The Court briefly notes that it has not entertained Highveld's motion for reconsideration and modification to the extent that it went to the issues of the elimination of the subsidy and the use of section 704 because those were issues on which it failed to present its views when those matters were originally under consideration by the Court. The issue of the nature of the relief did not fully arise until the Court's decision; so Highveld's participation on that point is entirely proper.
In sum, the fact that this was not a final judgment for purposes of appeal or that the liquidation of the entries it sought to affect had not been enjoined, allows entries to be handled administratively unaffected by the Court's opinion. This is the result of the operation of 19 U.S.C. § 1516a(c)(1). The entire edifice of the final determination, the resulting countervailing duty order and the suspension of liquidation remains in place while the renewed investigation is made. In all other respects, the decision remains unchanged.

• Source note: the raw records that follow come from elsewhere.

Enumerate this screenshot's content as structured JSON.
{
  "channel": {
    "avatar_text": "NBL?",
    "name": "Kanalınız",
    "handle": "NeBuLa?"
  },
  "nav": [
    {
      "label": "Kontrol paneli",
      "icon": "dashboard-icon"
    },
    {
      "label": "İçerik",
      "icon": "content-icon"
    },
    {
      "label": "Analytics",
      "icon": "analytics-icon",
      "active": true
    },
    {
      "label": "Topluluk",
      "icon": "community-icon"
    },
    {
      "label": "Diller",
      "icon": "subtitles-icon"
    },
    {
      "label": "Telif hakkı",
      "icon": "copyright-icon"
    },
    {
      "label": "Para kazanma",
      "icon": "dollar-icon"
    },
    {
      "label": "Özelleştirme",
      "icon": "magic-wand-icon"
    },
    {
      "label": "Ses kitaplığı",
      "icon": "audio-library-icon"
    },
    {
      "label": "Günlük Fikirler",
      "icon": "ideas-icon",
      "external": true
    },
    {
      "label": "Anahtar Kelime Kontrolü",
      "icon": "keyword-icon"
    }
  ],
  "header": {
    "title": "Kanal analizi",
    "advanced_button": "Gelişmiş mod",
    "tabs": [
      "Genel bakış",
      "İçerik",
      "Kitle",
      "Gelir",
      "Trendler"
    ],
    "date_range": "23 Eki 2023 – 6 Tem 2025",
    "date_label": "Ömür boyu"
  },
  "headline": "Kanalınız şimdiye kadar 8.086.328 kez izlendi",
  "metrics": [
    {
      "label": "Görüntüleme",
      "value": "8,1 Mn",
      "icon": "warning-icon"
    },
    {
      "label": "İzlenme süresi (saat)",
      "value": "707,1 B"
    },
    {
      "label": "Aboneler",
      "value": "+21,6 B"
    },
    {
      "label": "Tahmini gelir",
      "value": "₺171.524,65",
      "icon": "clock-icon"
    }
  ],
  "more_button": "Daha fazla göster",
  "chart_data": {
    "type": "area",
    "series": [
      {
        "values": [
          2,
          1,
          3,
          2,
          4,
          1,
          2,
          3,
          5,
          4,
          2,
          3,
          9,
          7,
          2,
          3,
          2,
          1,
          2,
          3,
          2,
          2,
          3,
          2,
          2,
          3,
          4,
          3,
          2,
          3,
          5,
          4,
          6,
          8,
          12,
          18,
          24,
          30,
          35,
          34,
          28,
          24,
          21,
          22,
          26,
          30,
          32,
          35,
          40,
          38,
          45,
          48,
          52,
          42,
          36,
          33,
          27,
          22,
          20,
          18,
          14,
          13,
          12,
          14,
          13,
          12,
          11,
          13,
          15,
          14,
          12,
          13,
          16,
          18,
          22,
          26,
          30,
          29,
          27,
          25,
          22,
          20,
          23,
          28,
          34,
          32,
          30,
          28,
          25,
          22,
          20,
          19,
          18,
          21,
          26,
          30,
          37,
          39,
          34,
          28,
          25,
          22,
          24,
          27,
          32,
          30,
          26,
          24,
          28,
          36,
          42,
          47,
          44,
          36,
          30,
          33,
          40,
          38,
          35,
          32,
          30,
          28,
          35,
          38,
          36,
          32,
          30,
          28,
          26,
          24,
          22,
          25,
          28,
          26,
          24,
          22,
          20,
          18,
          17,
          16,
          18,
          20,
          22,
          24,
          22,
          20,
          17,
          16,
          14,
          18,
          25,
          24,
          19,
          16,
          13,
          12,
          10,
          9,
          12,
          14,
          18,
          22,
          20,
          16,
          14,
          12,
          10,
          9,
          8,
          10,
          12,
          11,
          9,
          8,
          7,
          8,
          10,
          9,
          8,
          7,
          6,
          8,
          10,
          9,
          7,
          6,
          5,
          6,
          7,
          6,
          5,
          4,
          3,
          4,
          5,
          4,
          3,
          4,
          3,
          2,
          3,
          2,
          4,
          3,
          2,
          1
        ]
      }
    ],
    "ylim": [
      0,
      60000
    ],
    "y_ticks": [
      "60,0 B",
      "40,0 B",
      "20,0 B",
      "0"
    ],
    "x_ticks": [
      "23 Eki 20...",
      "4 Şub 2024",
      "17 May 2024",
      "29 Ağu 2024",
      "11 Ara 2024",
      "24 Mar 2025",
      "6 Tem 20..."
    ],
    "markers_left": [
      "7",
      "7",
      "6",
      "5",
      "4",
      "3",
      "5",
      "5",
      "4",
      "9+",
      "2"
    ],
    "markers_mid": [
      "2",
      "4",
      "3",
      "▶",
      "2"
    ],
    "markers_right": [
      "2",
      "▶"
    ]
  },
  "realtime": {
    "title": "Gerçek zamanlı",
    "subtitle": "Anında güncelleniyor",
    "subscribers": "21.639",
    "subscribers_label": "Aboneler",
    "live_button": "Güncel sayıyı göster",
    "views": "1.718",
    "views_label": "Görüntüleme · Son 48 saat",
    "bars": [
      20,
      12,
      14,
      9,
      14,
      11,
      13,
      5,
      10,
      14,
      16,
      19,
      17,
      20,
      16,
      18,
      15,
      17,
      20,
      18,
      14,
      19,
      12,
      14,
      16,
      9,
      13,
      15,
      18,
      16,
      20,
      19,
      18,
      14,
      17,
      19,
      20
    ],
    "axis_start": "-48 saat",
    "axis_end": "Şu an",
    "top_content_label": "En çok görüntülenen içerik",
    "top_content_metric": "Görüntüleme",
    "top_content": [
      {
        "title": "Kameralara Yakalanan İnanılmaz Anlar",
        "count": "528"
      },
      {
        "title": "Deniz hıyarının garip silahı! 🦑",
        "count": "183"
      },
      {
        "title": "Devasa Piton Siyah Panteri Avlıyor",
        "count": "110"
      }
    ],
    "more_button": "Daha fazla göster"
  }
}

To the extent indicated herein the motions for clarification and modification are GRANTED. All other motions filed herein are DENIED.
NOTES
[1] 19 U.S.C. § 1516a
* * * * * *
(c) Liquidation of entries.
(1) Liquidation in accordance with determination. Unless such liquidation is enjoined by the court under paragraph (2) of this subsection, entries of merchandise of the character covered by a determination of the Secretary, the administering authority, or the Commission contested under subsection (a) shall be liquidated in accordance with the determination of the Secretary, the administering authority, or the Commission, if they are entered, or withdrawn from warehouse, for consumption on or before the date of publication in the Federal Register by the Secretary or the administering authority of a notice of a decision of the United States Court of International Trade, or of the United States Court of Customs and Patent Appeals, not in harmony with that determination. Such notice of a decision shall be published within ten days from the date of the issuance of the court decision.
[2] 19 U.S.C. § 1516a(c)
* * * * * *
(2) Injunctive relief. In the case of a determination described in paragraph (2) of subsection (a) by the Secretary, the administering authority, or the Commission, the United States Court of International Trade may enjoin the liquidation of some or all entries of merchandise covered by a determination of the Secretary, the administering authority, or the Commission, upon a request by an interested party for such relief and a proper showing that the requested relief should be granted under the circumstances.